We now know the answer: the pro side was right. The physics of the time was radically wrong Atoms in the 19th century: Atoms in the 20th century:
So, what do we learn from this? • Let’s just investigate the world along various tracks and not to be overly worried if it’s not clear how ‘higher’ levels relate to ‘lower’ levels, as we currently understand them. • It may be that one day we can see how large parts of one approach may directly relate to another one (in the way that biochemistry unifies parts of biology with parts of chemistry), but also that may not happen (or even be the right thing to do) (as in the relation between economics and psychology).

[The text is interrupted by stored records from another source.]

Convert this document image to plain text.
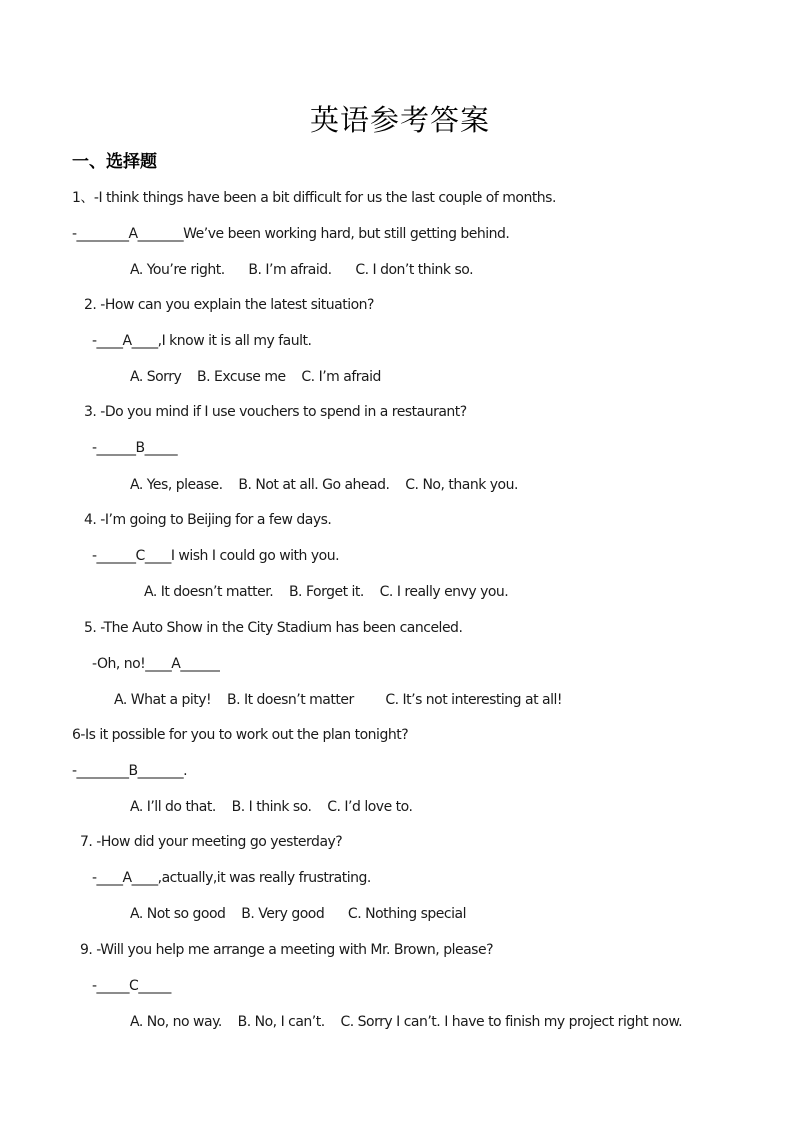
英语参考答案
一、选择题
1、-I think things have been a bit difficult for us the last couple of months.
-________A_______We’ve been working hard, but still getting behind.
A. You’re right.      B. I’m afraid.      C. I don’t think so.
2. -How can you explain the latest situation?
-____A____,I know it is all my fault.
A. Sorry    B. Excuse me    C. I’m afraid
3. -Do you mind if I use vouchers to spend in a restaurant?
-______B_____
A. Yes, please.    B. Not at all. Go ahead.    C. No, thank you.
4. -I’m going to Beijing for a few days.
-______C____I wish I could go with you.
A. It doesn’t matter.    B. Forget it.    C. I really envy you.
5. -The Auto Show in the City Stadium has been canceled.
-Oh, no!____A______
A. What a pity!    B. It doesn’t matter        C. It’s not interesting at all!
6-Is it possible for you to work out the plan tonight?
-________B_______.
A. I’ll do that.    B. I think so.    C. I’d love to.
7. -How did your meeting go yesterday?
-____A____,actually,it was really frustrating.
A. Not so good    B. Very good      C. Nothing special
9. -Will you help me arrange a meeting with Mr. Brown, please?
-_____C_____
A. No, no way.    B. No, I can’t.    C. Sorry I can’t. I have to finish my project right now.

We’ve talked about neurons, and that looks plausible, but could easily be wrong • Event Related Potentials • changes in the brain’s electrical activity as a response to certain stimuli (e.g., thoughts, perceptions, etc.) Some research to suggest that one particular change (N400) is associated with semantic deviance (e.g., ‘John hit sincerity.)
So, for Chomsky • language is something mental, but this does not carry any philosophical baggage. (In fact, it’s precisely behavior, in the sense of why we produce the particular utterances we do, which Chomsky suggests is deeply problematic.) • Talk about mental events and properties is just talk about the brain at some slightly more abstract level. • This view is justified to the extent that it helps us develop insightful theories about the phenomena under discussion, but is subject to all the same qualifications that ordinary scientific inquiry is subject to (revision, underdetermination, etc.)